Kritik zum Album „Savage“

Erst als Numan nicht mehr auf Radioeinsätze schielt, kommt die Wende. Die Musik verdüstert sich, er lässt sich von Weggefährten wie Depeche Mode und dem knirschenden Industrial Rock von Nine Inch Nails inspirieren und beginnt einen jahrelangen Wiederaufstieg. Als sein 2017er Album „Savage“ es in England auf Platz zwei schafft, weint Numan nach eigenen Angaben „wie ein Kleinkind“. In Luxemburg weint er nicht, auch wenn in die Halle noch ein paar Menschen hineingepasst hätten, sondern liefert eine beeindruckende Show mit Material vor allem aus den jüngsten beiden Alben.
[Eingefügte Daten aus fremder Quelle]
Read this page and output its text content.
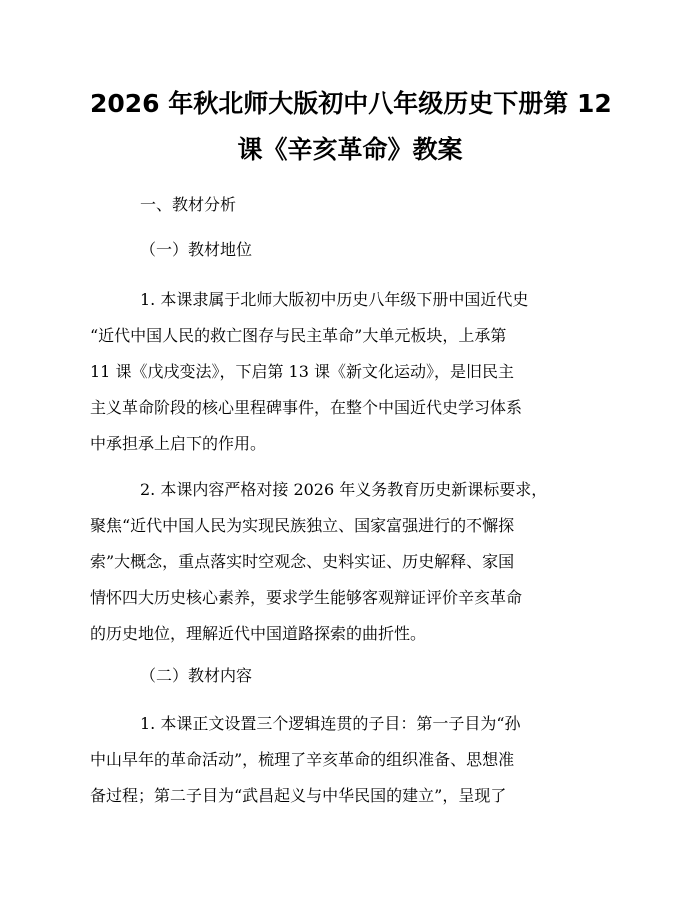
2026 年秋北师大版初中八年级历史下册第 12
课《辛亥革命》教案
一、教材分析
（一）教材地位
1. 本课隶属于北师大版初中历史八年级下册中国近代史
“近代中国人民的救亡图存与民主革命”大单元板块，上承第
11 课《戊戌变法》，下启第 13 课《新文化运动》，是旧民主
主义革命阶段的核心里程碑事件，在整个中国近代史学习体系
中承担承上启下的作用。
2. 本课内容严格对接 2026 年义务教育历史新课标要求，
聚焦“近代中国人民为实现民族独立、国家富强进行的不懈探
索”大概念，重点落实时空观念、史料实证、历史解释、家国
情怀四大历史核心素养，要求学生能够客观辩证评价辛亥革命
的历史地位，理解近代中国道路探索的曲折性。
（二）教材内容
1. 本课正文设置三个逻辑连贯的子目：第一子目为“孙
中山早年的革命活动”，梳理了辛亥革命的组织准备、思想准
备过程；第二子目为“武昌起义与中华民国的建立”，呈现了
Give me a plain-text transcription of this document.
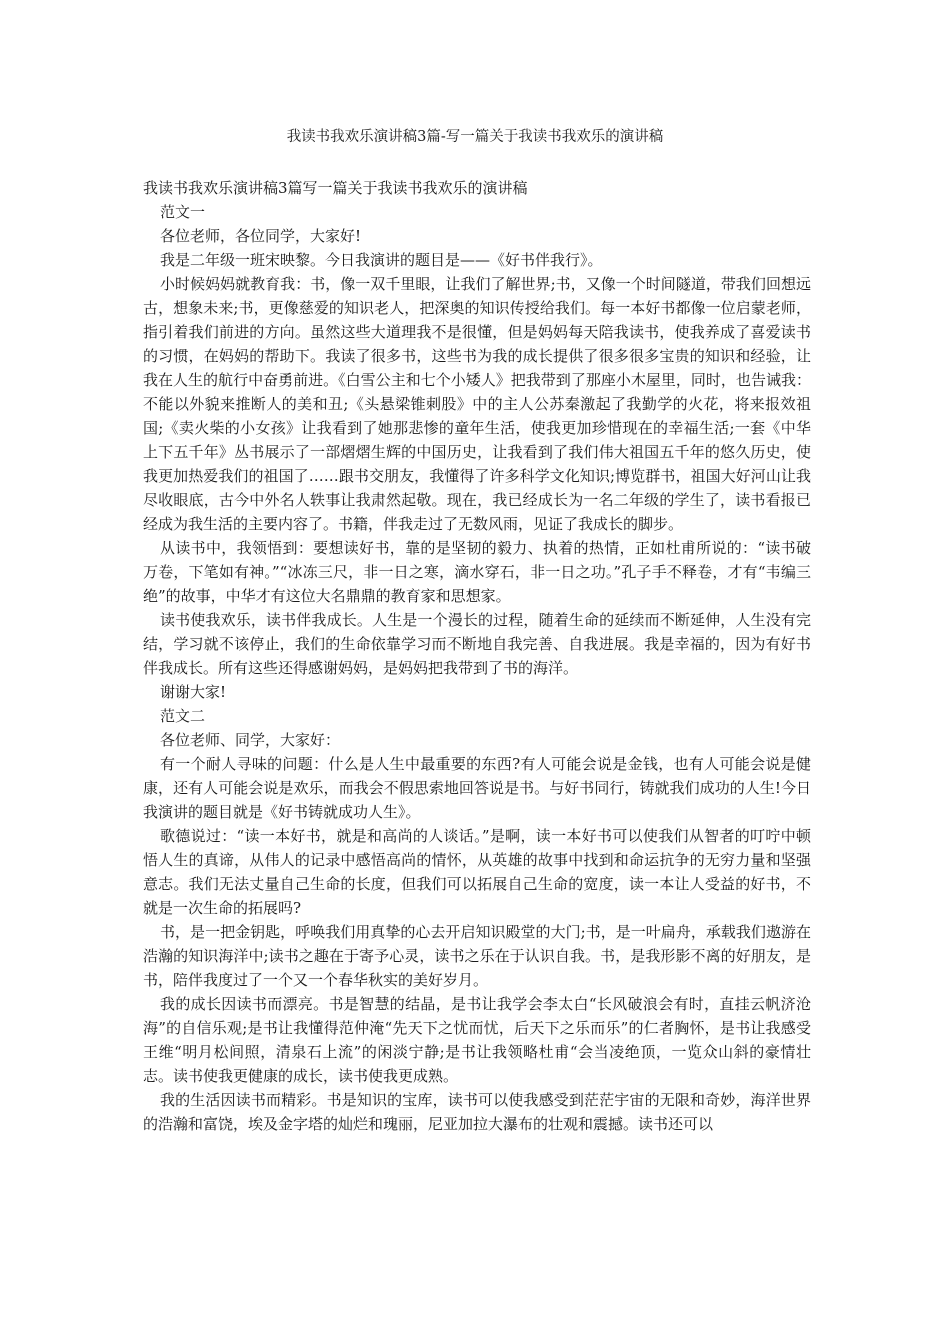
我读书我欢乐演讲稿3篇-写一篇关于我读书我欢乐的演讲稿

我读书我欢乐演讲稿3篇写一篇关于我读书我欢乐的演讲稿

范文一

各位老师，各位同学，大家好!

我是二年级一班宋映黎。今日我演讲的题目是——《好书伴我行》。

小时候妈妈就教育我：书，像一双千里眼，让我们了解世界;书，又像一个时间隧道，带我们回想远古，想象未来;书，更像慈爱的知识老人，把深奥的知识传授给我们。每一本好书都像一位启蒙老师，指引着我们前进的方向。虽然这些大道理我不是很懂，但是妈妈每天陪我读书，使我养成了喜爱读书的习惯，在妈妈的帮助下。我读了很多书，这些书为我的成长提供了很多很多宝贵的知识和经验，让我在人生的航行中奋勇前进。《白雪公主和七个小矮人》把我带到了那座小木屋里，同时，也告诫我：不能以外貌来推断人的美和丑;《头悬梁锥刺股》中的主人公苏秦激起了我勤学的火花，将来报效祖国;《卖火柴的小女孩》让我看到了她那悲惨的童年生活，使我更加珍惜现在的幸福生活;一套《中华上下五千年》丛书展示了一部熠熠生辉的中国历史，让我看到了我们伟大祖国五千年的悠久历史，使我更加热爱我们的祖国了……跟书交朋友，我懂得了许多科学文化知识;博览群书，祖国大好河山让我尽收眼底，古今中外名人轶事让我肃然起敬。现在，我已经成长为一名二年级的学生了，读书看报已经成为我生活的主要内容了。书籍，伴我走过了无数风雨，见证了我成长的脚步。

从读书中，我领悟到：要想读好书，靠的是坚韧的毅力、执着的热情，正如杜甫所说的：“读书破万卷，下笔如有神。”“冰冻三尺，非一日之寒，滴水穿石，非一日之功。”孔子手不释卷，才有“韦编三绝”的故事，中华才有这位大名鼎鼎的教育家和思想家。

读书使我欢乐，读书伴我成长。人生是一个漫长的过程，随着生命的延续而不断延伸，人生没有完结，学习就不该停止，我们的生命依靠学习而不断地自我完善、自我进展。我是幸福的，因为有好书伴我成长。所有这些还得感谢妈妈，是妈妈把我带到了书的海洋。

谢谢大家!

范文二

各位老师、同学，大家好：

有一个耐人寻味的问题：什么是人生中最重要的东西?有人可能会说是金钱，也有人可能会说是健康，还有人可能会说是欢乐，而我会不假思索地回答说是书。与好书同行，铸就我们成功的人生!今日我演讲的题目就是《好书铸就成功人生》。

歌德说过：“读一本好书，就是和高尚的人谈话。”是啊，读一本好书可以使我们从智者的叮咛中顿悟人生的真谛，从伟人的记录中感悟高尚的情怀，从英雄的故事中找到和命运抗争的无穷力量和坚强意志。我们无法丈量自己生命的长度，但我们可以拓展自己生命的宽度，读一本让人受益的好书，不就是一次生命的拓展吗?

书，是一把金钥匙，呼唤我们用真挚的心去开启知识殿堂的大门;书，是一叶扁舟，承载我们遨游在浩瀚的知识海洋中;读书之趣在于寄予心灵，读书之乐在于认识自我。书，是我形影不离的好朋友，是书，陪伴我度过了一个又一个春华秋实的美好岁月。

我的成长因读书而漂亮。书是智慧的结晶，是书让我学会李太白“长风破浪会有时，直挂云帆济沧海”的自信乐观;是书让我懂得范仲淹“先天下之忧而忧，后天下之乐而乐”的仁者胸怀，是书让我感受王维“明月松间照，清泉石上流”的闲淡宁静;是书让我领略杜甫“会当凌绝顶，一览众山斜的豪情壮志。读书使我更健康的成长，读书使我更成熟。

我的生活因读书而精彩。书是知识的宝库，读书可以使我感受到茫茫宇宙的无限和奇妙，海洋世界的浩瀚和富饶，埃及金字塔的灿烂和瑰丽，尼亚加拉大瀑布的壮观和震撼。读书还可以
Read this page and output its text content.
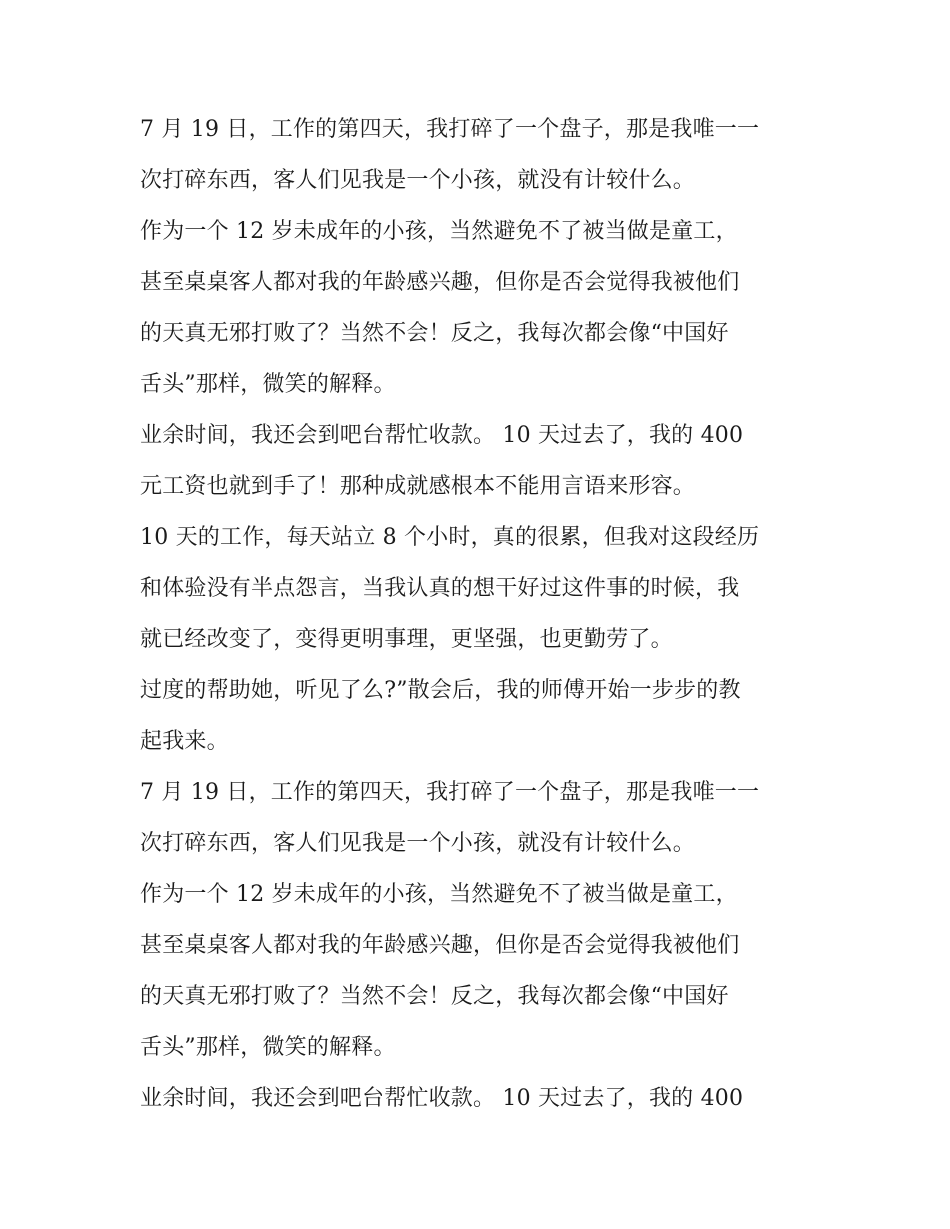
7 月 19 日，工作的第四天，我打碎了一个盘子，那是我唯一一
次打碎东西，客人们见我是一个小孩，就没有计较什么。
作为一个 12 岁未成年的小孩，当然避免不了被当做是童工，
甚至桌桌客人都对我的年龄感兴趣，但你是否会觉得我被他们
的天真无邪打败了？当然不会！反之，我每次都会像“中国好
舌头”那样，微笑的解释。
业余时间，我还会到吧台帮忙收款。 10 天过去了，我的 400
元工资也就到手了！那种成就感根本不能用言语来形容。
10 天的工作，每天站立 8 个小时，真的很累，但我对这段经历
和体验没有半点怨言，当我认真的想干好过这件事的时候，我
就已经改变了，变得更明事理，更坚强，也更勤劳了。
过度的帮助她，听见了么?”散会后，我的师傅开始一步步的教
起我来。
7 月 19 日，工作的第四天，我打碎了一个盘子，那是我唯一一
次打碎东西，客人们见我是一个小孩，就没有计较什么。
作为一个 12 岁未成年的小孩，当然避免不了被当做是童工，
甚至桌桌客人都对我的年龄感兴趣，但你是否会觉得我被他们
的天真无邪打败了？当然不会！反之，我每次都会像“中国好
舌头”那样，微笑的解释。
业余时间，我还会到吧台帮忙收款。 10 天过去了，我的 400
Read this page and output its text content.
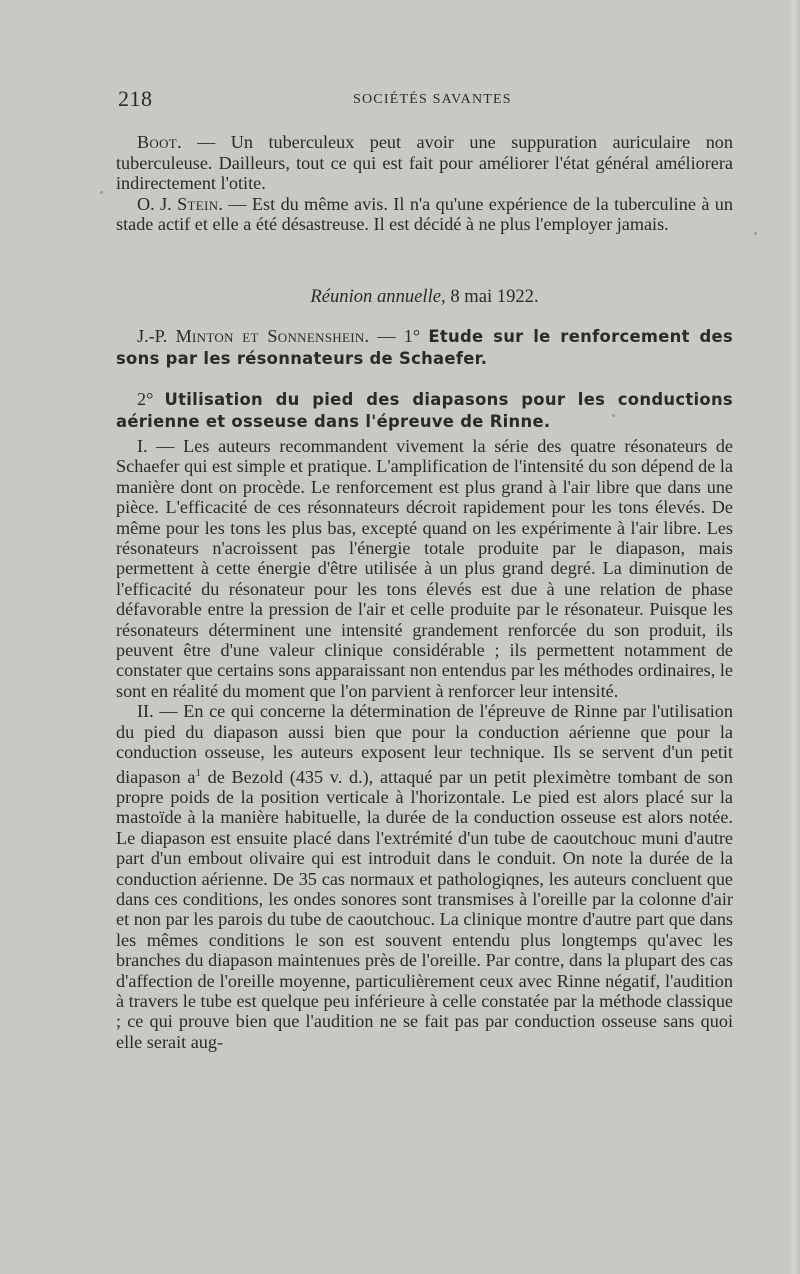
218	SOCIÉTÉS SAVANTES

Boot. — Un tuberculeux peut avoir une suppuration auriculaire non tuberculeuse. Dailleurs, tout ce qui est fait pour améliorer l'état général améliorera indirectement l'otite.

O. J. Stein. — Est du même avis. Il n'a qu'une expérience de la tuberculine à un stade actif et elle a été désastreuse. Il est décidé à ne plus l'employer jamais.

Réunion annuelle, 8 mai 1922.

J.-P. Minton et Sonnenshein. — 1° Etude sur le renforcement des sons par les résonnateurs de Schaefer.

2° Utilisation du pied des diapasons pour les conductions aérienne et osseuse dans l'épreuve de Rinne.

I. — Les auteurs recommandent vivement la série des quatre résonateurs de Schaefer qui est simple et pratique. L'amplification de l'intensité du son dépend de la manière dont on procède. Le renforcement est plus grand à l'air libre que dans une pièce. L'efficacité de ces résonnateurs décroit rapidement pour les tons élevés. De même pour les tons les plus bas, excepté quand on les expérimente à l'air libre. Les résonateurs n'acroissent pas l'énergie totale produite par le diapason, mais permettent à cette énergie d'être utilisée à un plus grand degré. La diminution de l'efficacité du résonateur pour les tons élevés est due à une relation de phase défavorable entre la pression de l'air et celle produite par le résonateur. Puisque les résonateurs déterminent une intensité grandement renforcée du son produit, ils peuvent être d'une valeur clinique considérable ; ils permettent notamment de constater que certains sons apparaissant non entendus par les méthodes ordinaires, le sont en réalité du moment que l'on parvient à renforcer leur intensité.

II. — En ce qui concerne la détermination de l'épreuve de Rinne par l'utilisation du pied du diapason aussi bien que pour la conduction aérienne que pour la conduction osseuse, les auteurs exposent leur technique. Ils se servent d'un petit diapason $a^1$ de Bezold (435 v. d.), attaqué par un petit pleximètre tombant de son propre poids de la position verticale à l'horizontale. Le pied est alors placé sur la mastoïde à la manière habituelle, la durée de la conduction osseuse est alors notée. Le diapason est ensuite placé dans l'extrémité d'un tube de caoutchouc muni d'autre part d'un embout olivaire qui est introduit dans le conduit. On note la durée de la conduction aérienne. De 35 cas normaux et pathologiqnes, les auteurs concluent que dans ces conditions, les ondes sonores sont transmises à l'oreille par la colonne d'air et non par les parois du tube de caoutchouc. La clinique montre d'autre part que dans les mêmes conditions le son est souvent entendu plus longtemps qu'avec les branches du diapason maintenues près de l'oreille. Par contre, dans la plupart des cas d'affection de l'oreille moyenne, particulièrement ceux avec Rinne négatif, l'audition à travers le tube est quelque peu inférieure à celle constatée par la méthode classique ; ce qui prouve bien que l'audition ne se fait pas par conduction osseuse sans quoi elle serait aug-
Textlich sind die nur mäßig originell. „Black“, „dark“, „bleed“ und „broken“ sind Numans Lieblingsworte, entweder geht es um Seelenkrisen oder Weltuntergänge, und wenn Numan es noch finsterer als finster haben will, dichtet er von „a darker shade of darkness“. Aber das alles kleidet er in eingängige, wuchtige Refrains mit manchmal arabisch anmutenden Melodien, getragen von bombastischen Synthie-Klangflächen, nach vorne getrieben von bisweilen elefantös dahin donnernden Gitarrenbreitseiten mit Rammstein-Aroma. Subtil ist das nun nicht – in der Mischung aber grandios effektiv. Numan gibt dazu den Bühnenderwisch, orchestriert die Melodien mit rudernden Armen und scheint in seine Songs geradewegs hineinzuspringen. Gekleidet sind er und seine drei Begleiter in einer Art beigen Nomadenkluft, geht es auf „Savage“ doch im weitesten Sinne um eine ausgetrocknete Welt nach dem Klimawandel. Projektionen zeigen Wüstenbilder, wabernde Muster, Farben. Musikalisch gibt es nur einen Durchhänger – das balladeske „Mercy“ war schon auf dem jüngsten Album ein Langweiler, da ist auch auf der Bühne nichts zu retten. Anders bei anderen Songs: Eine Nummer wie „Love hurt bleed“ mag auf CD fast wie eine Parodie auf Nine Inch Nails wirken, auf der Bühne wird daraus eine große, scheppernde Faustreck- und Headbang-Nummer.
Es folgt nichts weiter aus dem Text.